Scolasticat international : avantages, défis et avenir

Expérience communautaire et  Formation intellectuelle  dans un Scolasticat international : avantages, défis et avenir

      Quand on nous a demandé de partager une expérience assomptionniste dans une communauté internationale, la première chose qui nous est venue à l’esprit a été de savoir comment nous allions la contextualiser. En fait, la réalité de cette communauté internationale de Nairobi, Emmanuel House, a des avantages et des défis, constituant un gage pour notre avenir. 

      Ce que nous partageons maintenant, c’est notre propre expérience des années écoulées, concernant les études et la vie communautaire, … dans le contexte de notre mission à Nairobi. 

      La formation religieuse dans cette communauté, est à la fois exigeante et enrichissante. Ces dernières années de notre formation, nous vivons dans une communauté internationale composée de confrères

venus de cinq pays différents. En fusionnant ces cinq cultures, nous parlons généralement deux langues du Kenya au sein de notre communauté : l’Anglais et le Kiswahili. Nous nous habituons un peu plus à parler Anglais. Cependant, nous avons quelques difficultés pour apprendre la langue locale afin de nous adapter à la culture locale et surtout aux besoins de l’Église locale.

      Dès le début de notre formation religieuse à Madagascar, l’importance de la vie communautaire a été claire pour nous. D’ailleurs en fondant notre Congrégation, notre fondateur, le Père Emmanuel d’Alzon, a voulu que tous les religieux se consacrent à étendre le Royaume de Dieu en eux et autour d’eux. Sous l’influence et le patronage de Saint Augustin, le Père d’Alzon a également voulu que la vie communautaire soit l’une des caractéristiques essentielles de la vie religieuse assomptionniste. 

      C’est pourquoi, la vie communautaire à Emmanuel House est non seulement marquée par les différences culturelles, mais aussi par la différence d’âges. Au sein de notre communauté, nous sommes 14 frères et 4 prêtres, dont : 3 Kényans, 9 Congolais, 2 Malagasy, 1 Camerounais, 1 Togolais et 1 Canadien. 

      C’est pour nous un privilège de partager avec des confrères issus d’autres nationalités. Au début, la vie interculturelle a été une expérience libératrice. Nos petites difficultés d’adaptation   étaient plus liées aux différentes personnalités qu’aux différences culturelles. Concernant les différentes personnalités et les différences culturelles, nous avons différentes façons de comprendre les choses, par exemple : la récréation, les coutumes de notre foi chrétienne et les manières d’aborder la vie humaine. Malgré tout cela, nous avons réussi à nous adapter-intégrer dans cette communauté multiculturelle. 

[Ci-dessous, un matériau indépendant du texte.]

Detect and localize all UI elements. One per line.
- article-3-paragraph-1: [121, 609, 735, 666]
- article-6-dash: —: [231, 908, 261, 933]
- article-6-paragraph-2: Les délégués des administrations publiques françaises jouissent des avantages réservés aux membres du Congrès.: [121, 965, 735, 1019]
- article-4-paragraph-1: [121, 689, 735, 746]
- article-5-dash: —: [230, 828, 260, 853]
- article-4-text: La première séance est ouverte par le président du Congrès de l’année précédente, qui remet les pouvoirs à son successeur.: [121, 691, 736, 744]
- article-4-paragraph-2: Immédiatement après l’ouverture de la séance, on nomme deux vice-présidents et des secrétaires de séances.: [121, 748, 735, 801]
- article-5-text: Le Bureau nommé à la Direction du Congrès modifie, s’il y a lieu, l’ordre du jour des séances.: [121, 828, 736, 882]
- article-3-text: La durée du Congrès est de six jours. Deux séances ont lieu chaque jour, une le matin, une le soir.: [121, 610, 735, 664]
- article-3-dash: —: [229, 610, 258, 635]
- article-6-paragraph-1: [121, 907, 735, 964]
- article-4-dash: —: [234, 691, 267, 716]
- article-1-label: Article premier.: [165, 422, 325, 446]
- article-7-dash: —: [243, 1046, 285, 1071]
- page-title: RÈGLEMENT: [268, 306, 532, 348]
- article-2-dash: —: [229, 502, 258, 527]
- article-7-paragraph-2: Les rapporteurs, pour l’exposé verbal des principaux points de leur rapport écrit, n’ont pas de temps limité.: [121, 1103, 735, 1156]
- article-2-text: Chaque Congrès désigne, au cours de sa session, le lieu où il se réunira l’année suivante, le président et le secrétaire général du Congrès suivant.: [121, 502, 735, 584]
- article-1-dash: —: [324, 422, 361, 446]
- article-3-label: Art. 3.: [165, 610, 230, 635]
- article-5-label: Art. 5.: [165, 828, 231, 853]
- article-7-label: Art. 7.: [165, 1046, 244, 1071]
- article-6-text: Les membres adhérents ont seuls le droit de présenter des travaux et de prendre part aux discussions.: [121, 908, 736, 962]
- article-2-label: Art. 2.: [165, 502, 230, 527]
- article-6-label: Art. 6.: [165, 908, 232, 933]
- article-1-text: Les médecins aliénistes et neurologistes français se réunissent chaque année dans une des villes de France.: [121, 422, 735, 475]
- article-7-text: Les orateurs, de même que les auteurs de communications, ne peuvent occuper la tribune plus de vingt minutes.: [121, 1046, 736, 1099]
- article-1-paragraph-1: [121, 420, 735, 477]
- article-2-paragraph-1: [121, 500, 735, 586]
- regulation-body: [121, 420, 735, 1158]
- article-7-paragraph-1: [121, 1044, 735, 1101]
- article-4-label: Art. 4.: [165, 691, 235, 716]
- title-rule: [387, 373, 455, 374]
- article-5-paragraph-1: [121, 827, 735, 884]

La Communauté Internationale de Nairobi, Emmanuel House

      Dans l’ensemble, nous pouvons dire que notre expérience interculturelle est vécue comme un cadeau. Nous sommes reconnaissants pour le temps de formation assomptionniste que nous avons passé au sein de la communauté de Nairobi. Car sa diversité culturelle nous a bel et bien enrichis, même si nous y avons rencontré certains obstacles. 

      Pour résumer ces obstacles vécus dans cette communauté interculturelle, nous voudrions souligner ceci : le principal obstacle se situe au niveau de la personnalité des confrères. En ce qui concerne les relations interpersonnelles, chaque confrère a pu apporter sa contribution selon son arrière-plan culturel (Background). Toutefois, la pluralité de langues dans la communauté internationale peut bloquer un peu la communication si certains membres se permettent de parler leur langue maternelle. D’une part, vivre dans une communauté interculturelle demande certaines adaptations, notamment : accueillir les autres tels qu’ils sont, nous ouvrir aux valeurs culturelles des autres, et nous adapter aux langues de la communauté : l’Anglais et le Kiswahili.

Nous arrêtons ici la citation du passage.